A dor da decepção foi tamanha que Ana se esforçou para não perder as estribeiras com Castro e se conteve. Centrada, colocou as cartas na mesa e disse a ele que sabia que estava sendo enganada por ele, ao que ele pareceu arrependido, e Ana resolveu dar uma nova chance para ele e frisou que não haveria uma segunda chance para as mentiras dele, pois ela estava se doando demais para ser traída novamente. Mas, aquele comportamento de Castro foi só o primeiro de muitos que viriam. As mentiras de Castro eram as mais sem sentido: ele sempre dizia que estava sem recursos, mas sempre tinha bala na agulha para fazer uma compra, pagar um pedreiro ou outro compromisso e Ana ficava na esperança de ser paga pelos serviços prestados e nada disso acontecia.
Certa tarde de um sábado, Ana foi trabalhar como voluntária em um evento de uma determinada empresa em que Castro havia colocado ela como assessora e se deparou com o cenário mais degradante que ela poderia viver, profissionalmente falando.
Desprovida de recursos financeiros naquele dia, pois ela só tinha promessas de pagamento e nada de receber, Ana pediu gentilmente a Castro que comprasse uma carteira de cigarro para ela, ao que Castro respondeu imediatamente que não tinha um centavo no bolso. Até aí, tudo bem, mas Castro começou a perguntar para os diretores presentes quem poderia comprar uma carteira de cigarro para ela. Ana ficou com tanta vergonha por estar sendo o centro das atenções e se ver naquela cena: uma profissional com a bagagem que ela tinha, dedicada ao extremo para aquela empresa que ela trabalhava sem ganhar nada em troca, passando pelo absurdo de ver quem iria comprar uma simples carteira de cigarro.
O mais difícil para Ana foi ver as pessoas da diretoria daquela empresa se esquivando, dizendo que não tinham dinheiro e Ana se deu conta que seu trabalho não valia nem uma carteira de cigarro e a fragilidade tomou conta dela. Para piorar, Ana teve a infelicidade de descobrir ao final do dia que Castro não só tinha dinheiro como havia comprado oito carteiras de cigarro para ele. Ana chorou com uma dor insuportável no peito. Se sentiu traída, desvalorizada profissionalmente e a deslealdade de Castro culminou no sentimento de ira jamais tido antes em Ana. Não se tratava da carteira de cigarro, mas pela situação vexatória pela qual Castro a submeteu, sendo que ele poderia ter evitado tudo; foi pela mentira deslavada dele em dizer que não tinha quando tinha, mais uma vez; foi a decepção de ver comportamentos tão esdrúxulos, tão pequenos vindo de uma pessoa que ela chegou a considerar como um grande irmão; foi a dor de sentir na pele a traição pela segunda vez.

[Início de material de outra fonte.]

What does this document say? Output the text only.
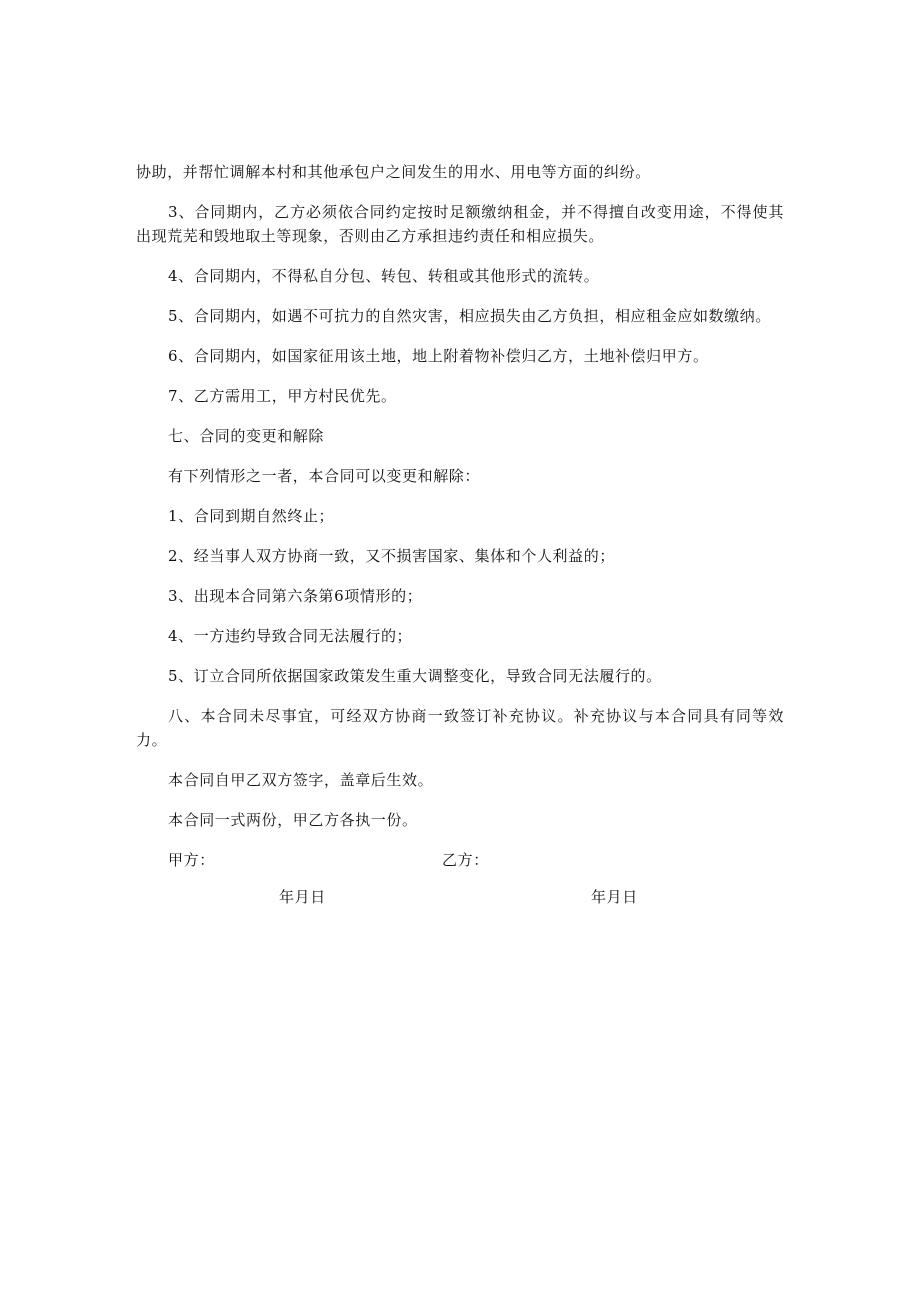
协助，并帮忙调解本村和其他承包户之间发生的用水、用电等方面的纠纷。

3、合同期内，乙方必须依合同约定按时足额缴纳租金，并不得擅自改变用途，不得使其出现荒芜和毁地取土等现象，否则由乙方承担违约责任和相应损失。

4、合同期内，不得私自分包、转包、转租或其他形式的流转。

5、合同期内，如遇不可抗力的自然灾害，相应损失由乙方负担，相应租金应如数缴纳。

6、合同期内，如国家征用该土地，地上附着物补偿归乙方，土地补偿归甲方。

7、乙方需用工，甲方村民优先。

七、合同的变更和解除

有下列情形之一者，本合同可以变更和解除：

1、合同到期自然终止；

2、经当事人双方协商一致，又不损害国家、集体和个人利益的；

3、出现本合同第六条第6项情形的；

4、一方违约导致合同无法履行的；

5、订立合同所依据国家政策发生重大调整变化，导致合同无法履行的。

八、本合同未尽事宜，可经双方协商一致签订补充协议。补充协议与本合同具有同等效力。

本合同自甲乙双方签字，盖章后生效。

本合同一式两份，甲乙方各执一份。

甲方：	乙方：
年月日	年月日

Sentindo-se enganada, Ana pôs um fim naquela parceria que estava adoecendo ela de tal forma que ela não conseguia mensurar.
Naquele mesmo dia, Ana escreveu sua carta de demissão.
Respirou fundo, apagou o último cigarro e, com ele, todas as promessas.
A fumaça subiu, mas, pela primeira vez, ela não olhou para cima.
Olhou ao redor — viu a casa, a família, e, no reflexo do espelho, reencontrou a si mesma.Ana desejou não ter conhecido Castro. Mas compreendeu que era preciso atravessar a névoa para ver o céu.
Reergueu-se.
Abriu as gavetas, soprou o pó dos próprios sonhos e voltou a sonhar — agora, sozinha.
E, sem pedir licença a ninguém, alçou voo.